In two preprints Functional Analytic Issues in \(\mathbb{Z}^n_2\)-geometry and Products in the category of \(\mathbb{Z}^n_2\)-manifolds Norbert Poncin and I explore in some detail the Fréchet algebra structure on the structure sheaf of a \(\mathbb{Z}^n_2\)-manifold and use this to deduce several important results including the fact that the category of \(\mathbb{Z}^n_2\)-manifolds admits (finite) products. |

Loosley, \(\mathbb{Z}^n_2\)-manifolds are manifold-like objects for which we have local coordinates that are assigned a grading in \(\mathbb{Z}^n_2 = \mathbb{Z}_2 \times \mathbb{Z}_2 \times \cdots \mathbb{Z}_2\) (n-times) and the coordinates are \(\mathbb{Z}^n_2\)-commutative with the sign factor being given by the standard scalar product on \(\mathbb{Z}^n_2\). Note that this means that the sign factors are not determined by the parity, i.e., the sum of the components of the \(\mathbb{Z}_2^n\)-degree. In particular, we may have coordinates that anticommute but are none the less non-nilpotent. This is in stark contrast to the standard case of supermanifolds. The upshot is that we have non-nilpotent formal coordinates and must use power series and not polynomials in the formal coordinates when defining the structure sheaf. This can lead to many subtleties when developing the theory. The basic theory using locally ringed spaces is quite new [1,2] and many basic questions remain.

In the two preprints, we address some foundational issues anchored in functional analysis. Alongside other results, we have shown the following:

- The structure sheaf of a \(\mathbb{Z}^n_2\)-manifold is a nuclear Fréchet sheaf of \(\mathbb{Z}^n_2\)-graded \(\mathbb{Z}^n_2\)-commutative algebras;
- Morphisms of \(\mathbb{Z}^n_2\)-manifolds are continous with respect to the local convex topolgies on spaces of local sections;
- All the information about a \(\mathbb{Z}^n_2\)-manifold is completely encoded in the algebra of global sections of the structure sheaf – we have a reconstruction theorem and an embedding of the category of \(\mathbb{Z}^n_2\)-manifold into the (opposite) category of unital \(\mathbb{Z}^n_2\)-graded \(\mathbb{Z}^n_2\)-commutative algebras;
- The cartesian product of \(\mathbb{Z}^n_2\)-manifolds is well defined and satisfies the required universal properties to be a categorical product. Thus, the category \(\mathbb{Z}^n_2\)-manifold admits products.

While none of the above results are very surprising given that the same statements can be made for smooth manifolds and indeed supermanifolds, the non-trivial problems arise due to the fact that we are forced to deal with algebras of formal power series. Some of the proof are minor modifications of the proofs for supermanifolds (the n=1 case), while others really required a lot of work in checking things carefully.

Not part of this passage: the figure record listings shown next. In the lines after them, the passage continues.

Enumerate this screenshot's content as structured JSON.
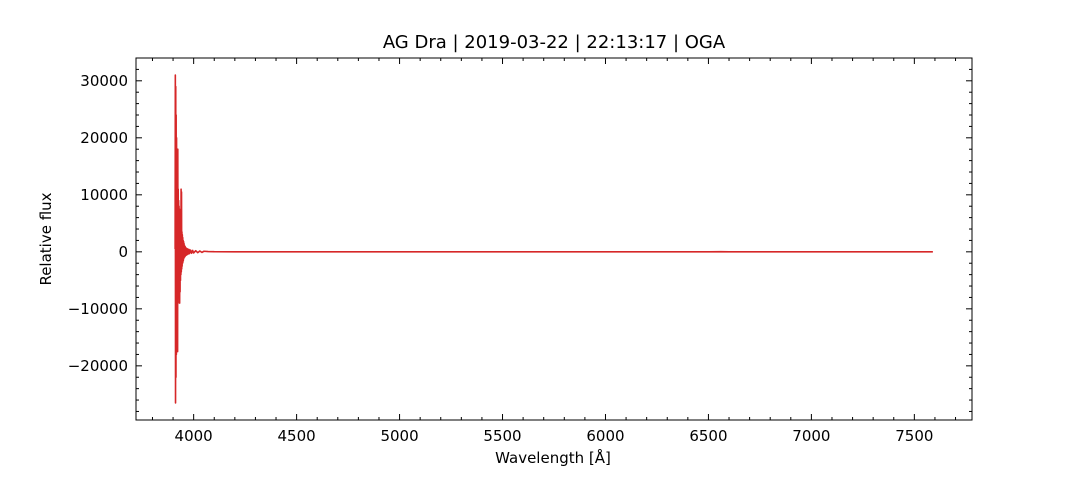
{
  "chart_data": {
    "type": "line",
    "title": "AG Dra | 2019-03-22 | 22:13:17 | OGA",
    "xlabel": "Wavelength [Å]",
    "ylabel": "Relative flux",
    "xlim": [
      3720,
      7780
    ],
    "ylim": [
      -29500,
      34000
    ],
    "xticks": [
      4000,
      4500,
      5000,
      5500,
      6000,
      6500,
      7000,
      7500
    ],
    "yticks": [
      -20000,
      -10000,
      0,
      10000,
      20000,
      30000
    ],
    "xtick_labels": [
      "4000",
      "4500",
      "5000",
      "5500",
      "6000",
      "6500",
      "7000",
      "7500"
    ],
    "ytick_labels": [
      "−20000",
      "−10000",
      "0",
      "10000",
      "20000",
      "30000"
    ],
    "grid": false,
    "series": [
      {
        "color": "#d62728",
        "x": [
          3910,
          3911,
          3912,
          3913,
          3914,
          3915,
          3916,
          3917,
          3918,
          3919,
          3920,
          3921,
          3922,
          3923,
          3924,
          3925,
          3926,
          3927,
          3928,
          3929,
          3930,
          3931,
          3932,
          3933,
          3934,
          3935,
          3936,
          3937,
          3938,
          3939,
          3940,
          3941,
          3942,
          3943,
          3944,
          3945,
          3946,
          3947,
          3948,
          3949,
          3950,
          3951,
          3952,
          3953,
          3954,
          3955,
          3956,
          3957,
          3958,
          3959,
          3960,
          3962,
          3964,
          3966,
          3968,
          3970,
          3972,
          3974,
          3976,
          3978,
          3980,
          3985,
          3990,
          3995,
          4000,
          4010,
          4020,
          4030,
          4040,
          4050,
          4070,
          4100,
          4200,
          4500,
          5000,
          5500,
          6000,
          6500,
          6560,
          6600,
          7000,
          7500,
          7590
        ],
        "y": [
          500,
          31000,
          -26500,
          29000,
          -22000,
          24000,
          -18000,
          20000,
          -15000,
          13000,
          -12000,
          10000,
          -17500,
          18000,
          -9000,
          11000,
          -8000,
          9000,
          -7000,
          8000,
          -6000,
          7500,
          -9000,
          5000,
          -7000,
          6000,
          -5000,
          4500,
          -4000,
          11000,
          -3500,
          10500,
          -3000,
          3500,
          -2500,
          3000,
          -2000,
          2500,
          -1800,
          2000,
          -1500,
          1800,
          -1200,
          1500,
          -1000,
          1200,
          -900,
          1000,
          -800,
          900,
          -700,
          700,
          -600,
          600,
          -500,
          500,
          -400,
          450,
          -350,
          400,
          -300,
          300,
          -250,
          250,
          -200,
          200,
          -150,
          150,
          -100,
          100,
          50,
          20,
          10,
          0,
          0,
          0,
          0,
          0,
          30,
          0,
          0,
          0,
          0
        ]
      }
    ]
  }
}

At every stage, it seems that while \(\mathbb{Z}^n_2\)-manifolds are a non-trivial extension of supermanifolds, they do provide a nice workable example of noncommutative geometries in which one can keep a large part of one’s classical thinking – with some care. So far, the basic theory of smooth manifolds extends to the theory of \(\mathbb{Z}^n_2\)-manifolds. The exception here seems to be the theory of integration, which is already more complicated for supermanifolds as compared with classical manifolds. The interested reader may consult [3] for a review of the current state of affairs.

Now, with these results in place, it seems the right time to look for further applications of \(\mathbb{Z}^n_2\)-manifolds… watch this space!

**References **

[1] Covolo, Tiffany; Grabowski, Janusz; Poncin, Norbert The category of \(\mathbb{Z}^n_2\)-supermanifolds, *J. Math. Phys.* **57** (2016), no. 7, 073503, 16 pp.

[2] Covolo, Tiffany; Grabowski, Janusz; Poncin, Norbert Splitting theorem for \(\mathbb{Z}^n_2\)-supermanifolds, *J. Geom. Phys.* **110** (2016), 393–401.

[3] Poncin, Norbert Towards integration on colored supermanifolds. Geometry of jets and fields, 201–217, *Banach Center Publ*., **110**, Polish Acad. Sci. Inst. Math., Warsaw, 2016.